The designation of the remains as a scheduled monument has been confirmed by the Department for Culture, Media and Sport following Historic England’s advice.
Duncan Wilson, Historic England Chief Executive, said: “Even in a really dense city like London, built up over 2000 years, there are still mysteries to be revealed right beneath our feet. The riverside wall remains an intriguing element of Roman London which raises almost as many questions as it answers. The construction of the riverside wall effectively cut off the once bustling port, but why? It seems to suggest a major move towards defence at a time of uncertainty for the Roman provinces.
“By adding these sites to the National Heritage List we recognise their national significance, and can closely manage their conservation so that they remain part of London’s rich story.”
There are only four sites currently known where the Roman riverside wall survives in-situ. All are now protected as scheduled monuments.
Three new scheduled monuments
Riverbank House, Upper Thames Street
Underneath Riverbank House on Upper Thames Street over 20 metres of stone riverside wall survives, in some places up to 1.4m high above the foundations. There was also a long succession of timber Roman quays, used for loading and unloading boats, which demonstrate an exceptional level of preservation and survival for organic remains.
The mid-2nd century quay is indicative of a major investment in the Roman dockside infrastructure during this period and is of considerable significance to our understanding of Roman London’s port.
The area covered by the Roman wharves also includes a medieval building surviving as buried remains.
Sugar Quay, Lower Thames Street
At Sugar Quay, 45m of the riverside wall was recorded. Roman quayside structures were also found on this site. The wall replaced a substantial ‘box quay’ dating to around 133AD made of thick oak beams stacked on top of each other, surviving to three layers high, and resting on oak piles.

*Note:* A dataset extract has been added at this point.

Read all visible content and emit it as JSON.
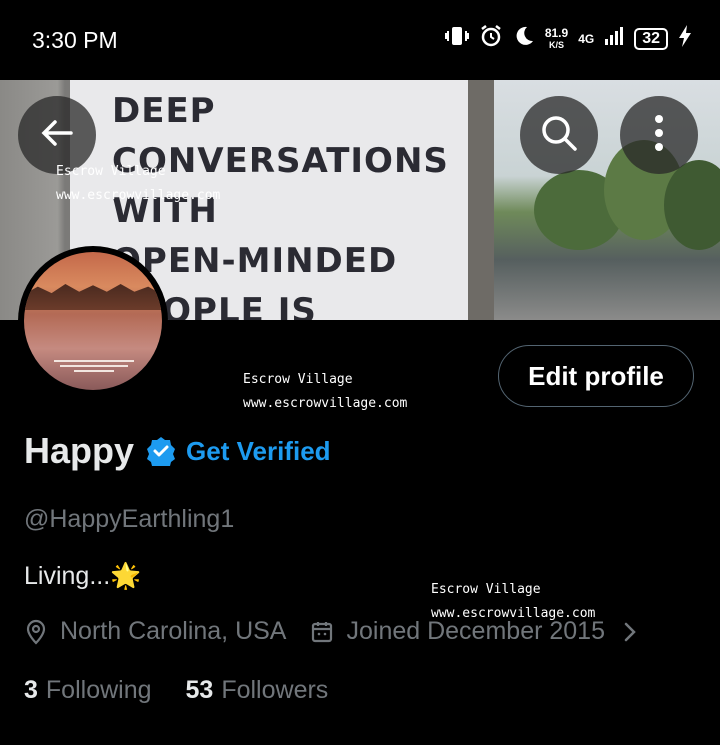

Partial excavation recorded at least two even earlier quayside structures dating from the late 1st century. Remains of a later, medieval ‘bulwark style’ timber river wall from the late 12th century was also found.
Three Quays, Lower Thames Street
Excavation at Three Quays found a Roman quay extending up to 35m, including piles reusing exceptionally rare remains of a wooden cornice or pediment from a building – thought to be unique in Britain.
A mid-2nd century quay up to 2m high was also excavated and recorded, as well as remains of the riverside wall.
There was also a succession of medieval quayside structures, largely formed of timber revetments – wooden planks placed to support and retain the waterfront – as well as a 14th-century river wall, followed by two river walls built in 17th- and 18th-centuries.